The story of how Colquitt came to be a national model for Community Development through the arts and culture starts in the early 1980s as a journey of discovery and transformation. The citizens decided they had to do something to keep their cherished hometown alive and vibrant. Committed leadership organized a Chamber of Commerce which came together as a group to discuss possible solutions for their town. They did not choose the traditional approaches of economic developments in rural communities i.e. a chicken processing plant, a solid waste dump, or a private prison. The people of Colquitt wanted more!!! They wanted to celebrate themselves, their love of the land, love of family, and their Southern heritage.
Through a series of exciting synchronistic events, Joy Jinks met Richard Geer at a conference in New York. Richard’s vision was for community performance theatre based on stories “of the people, by the people, and for the people.” Joy invited Richard to visit Colquitt to meet with their fledging Arts Council in June 1991 to present his dream of a new form of theatre. The Arts Council rose to the challenge of opening to new creative ways of reuniting and building their community.
Through a cauldron of creative chaos, Swamp Gravy was born. The first one-hour performance was presented in October 1992. Karen Kimbrel became the first Executive Director in 1993 and wrote the first 26 songs, including the theme song, “We’ve got a story to tell.”
The Swamp Gravy production caught the public imagination and in 1996 the cast was invited to perform at the Atlanta Olympics, The Georgia Governors Mansion, and the Kennedy Center in front of hundreds of people.
As the fame of Swamp Gravy grew, Karen and Joy were invited to speak to many communities and at national conferences. They shared the story of Colquitt’s transformational journey through the power of the arts, the connection of storytelling, and the beauty of participation. Karen and Joy witnessed others’ excitement as people realized they could replicate the success of Swamp Gravy in their home towns; the process of grassroots actions leading to empowerment of local citizens who take responsibility for the success of their town, rather than waiting for a big business to rescue them.

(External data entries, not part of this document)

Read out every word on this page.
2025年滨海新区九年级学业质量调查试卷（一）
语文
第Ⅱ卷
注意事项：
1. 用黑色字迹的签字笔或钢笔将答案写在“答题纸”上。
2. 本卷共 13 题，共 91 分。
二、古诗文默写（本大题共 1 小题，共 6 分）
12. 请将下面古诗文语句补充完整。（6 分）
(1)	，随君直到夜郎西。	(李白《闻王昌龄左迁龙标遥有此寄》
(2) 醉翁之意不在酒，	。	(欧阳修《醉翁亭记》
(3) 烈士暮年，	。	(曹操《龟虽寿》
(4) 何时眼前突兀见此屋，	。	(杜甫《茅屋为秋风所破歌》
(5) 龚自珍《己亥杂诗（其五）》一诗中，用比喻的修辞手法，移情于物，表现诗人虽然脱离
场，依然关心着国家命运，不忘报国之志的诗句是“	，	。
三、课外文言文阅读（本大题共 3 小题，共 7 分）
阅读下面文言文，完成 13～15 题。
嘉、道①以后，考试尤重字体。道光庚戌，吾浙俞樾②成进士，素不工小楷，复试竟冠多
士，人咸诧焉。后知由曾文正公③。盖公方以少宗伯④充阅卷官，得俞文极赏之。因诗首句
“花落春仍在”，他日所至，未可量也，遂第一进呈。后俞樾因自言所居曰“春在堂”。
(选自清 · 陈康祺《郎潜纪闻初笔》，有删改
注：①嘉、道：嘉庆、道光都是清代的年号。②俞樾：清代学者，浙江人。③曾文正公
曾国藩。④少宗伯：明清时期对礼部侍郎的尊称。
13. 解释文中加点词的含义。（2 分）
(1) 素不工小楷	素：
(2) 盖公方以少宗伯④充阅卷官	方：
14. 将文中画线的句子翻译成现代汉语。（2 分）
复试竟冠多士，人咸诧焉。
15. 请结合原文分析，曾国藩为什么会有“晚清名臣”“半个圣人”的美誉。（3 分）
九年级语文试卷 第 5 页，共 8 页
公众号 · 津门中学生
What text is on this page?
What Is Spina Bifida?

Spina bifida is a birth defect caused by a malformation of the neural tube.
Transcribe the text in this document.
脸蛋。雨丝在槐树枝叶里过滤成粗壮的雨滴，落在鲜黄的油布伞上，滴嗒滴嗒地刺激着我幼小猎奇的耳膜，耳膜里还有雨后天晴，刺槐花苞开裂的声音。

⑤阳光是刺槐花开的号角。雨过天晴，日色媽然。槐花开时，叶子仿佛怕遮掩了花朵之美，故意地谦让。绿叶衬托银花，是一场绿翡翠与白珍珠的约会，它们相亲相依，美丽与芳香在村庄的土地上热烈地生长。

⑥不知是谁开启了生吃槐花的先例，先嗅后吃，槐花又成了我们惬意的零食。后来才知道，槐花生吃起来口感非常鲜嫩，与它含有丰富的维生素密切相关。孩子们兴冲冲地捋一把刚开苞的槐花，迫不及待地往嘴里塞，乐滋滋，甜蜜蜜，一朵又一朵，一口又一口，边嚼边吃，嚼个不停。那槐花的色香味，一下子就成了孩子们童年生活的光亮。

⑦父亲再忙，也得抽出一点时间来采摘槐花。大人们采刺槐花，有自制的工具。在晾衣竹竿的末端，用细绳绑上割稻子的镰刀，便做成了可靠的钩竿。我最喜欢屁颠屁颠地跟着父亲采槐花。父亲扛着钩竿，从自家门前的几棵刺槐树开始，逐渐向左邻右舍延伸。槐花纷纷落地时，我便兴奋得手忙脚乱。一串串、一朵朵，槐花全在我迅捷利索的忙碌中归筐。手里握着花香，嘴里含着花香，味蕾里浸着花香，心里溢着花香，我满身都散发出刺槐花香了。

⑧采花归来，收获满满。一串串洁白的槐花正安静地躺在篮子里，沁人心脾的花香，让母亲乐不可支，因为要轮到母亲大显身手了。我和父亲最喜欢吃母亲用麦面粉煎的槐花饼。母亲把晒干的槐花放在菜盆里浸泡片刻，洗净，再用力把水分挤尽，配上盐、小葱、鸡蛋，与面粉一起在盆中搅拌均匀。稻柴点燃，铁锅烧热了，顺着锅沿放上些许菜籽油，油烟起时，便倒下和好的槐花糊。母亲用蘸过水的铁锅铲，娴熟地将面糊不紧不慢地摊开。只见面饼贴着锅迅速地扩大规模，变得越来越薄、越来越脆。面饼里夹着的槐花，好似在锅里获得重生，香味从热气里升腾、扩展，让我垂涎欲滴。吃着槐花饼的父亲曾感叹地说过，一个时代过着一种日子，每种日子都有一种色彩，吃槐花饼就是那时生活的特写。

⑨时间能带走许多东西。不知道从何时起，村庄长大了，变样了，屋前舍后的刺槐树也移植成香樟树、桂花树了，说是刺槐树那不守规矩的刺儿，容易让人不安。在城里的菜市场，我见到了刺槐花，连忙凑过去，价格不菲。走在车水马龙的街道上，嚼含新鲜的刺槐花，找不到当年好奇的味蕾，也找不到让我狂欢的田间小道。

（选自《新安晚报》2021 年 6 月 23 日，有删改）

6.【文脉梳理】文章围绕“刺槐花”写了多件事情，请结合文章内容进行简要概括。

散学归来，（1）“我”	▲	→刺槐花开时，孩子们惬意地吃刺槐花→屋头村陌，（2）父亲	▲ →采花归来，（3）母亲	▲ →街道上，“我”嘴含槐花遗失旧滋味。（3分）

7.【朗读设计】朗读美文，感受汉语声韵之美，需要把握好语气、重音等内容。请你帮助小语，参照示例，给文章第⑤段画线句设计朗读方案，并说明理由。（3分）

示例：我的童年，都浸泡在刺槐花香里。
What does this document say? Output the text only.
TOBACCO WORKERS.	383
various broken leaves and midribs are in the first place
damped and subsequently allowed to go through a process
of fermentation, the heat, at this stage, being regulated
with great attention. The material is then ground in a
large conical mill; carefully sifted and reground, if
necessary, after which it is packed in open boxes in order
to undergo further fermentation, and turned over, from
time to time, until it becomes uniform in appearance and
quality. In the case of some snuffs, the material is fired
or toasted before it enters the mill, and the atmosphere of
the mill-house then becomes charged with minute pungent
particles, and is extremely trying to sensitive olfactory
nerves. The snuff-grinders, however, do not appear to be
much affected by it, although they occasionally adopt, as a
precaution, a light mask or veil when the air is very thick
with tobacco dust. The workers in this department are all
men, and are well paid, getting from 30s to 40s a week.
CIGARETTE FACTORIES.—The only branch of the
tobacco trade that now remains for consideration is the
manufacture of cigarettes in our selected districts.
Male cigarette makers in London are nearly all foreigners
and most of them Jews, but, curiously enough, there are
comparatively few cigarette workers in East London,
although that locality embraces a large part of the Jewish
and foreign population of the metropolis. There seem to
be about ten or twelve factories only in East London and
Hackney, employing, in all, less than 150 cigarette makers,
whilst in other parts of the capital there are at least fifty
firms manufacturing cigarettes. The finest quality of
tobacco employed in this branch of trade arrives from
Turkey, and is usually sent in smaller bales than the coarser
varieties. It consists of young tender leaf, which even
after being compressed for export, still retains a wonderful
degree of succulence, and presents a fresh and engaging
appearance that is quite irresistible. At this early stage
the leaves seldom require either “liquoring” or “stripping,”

Through seeing others’ enthusiasm, Karen and Joy decided to invite people to join them in having the ‘Colquitt Experience’; to meet the volunteer cast of Swamp Gravy, to visit Cotton Hall, to enjoy The Tarrer Inn, to tour the murals, to learn about the town’s history, and to explore the beautiful Spring Creek wetlands.
The Building Creative Communities Conference, which launched in 2006, was the natural outgrowth of people’s desire to witness firsthand the living demonstration of a community who had chosen to thrive rather than simply to survive.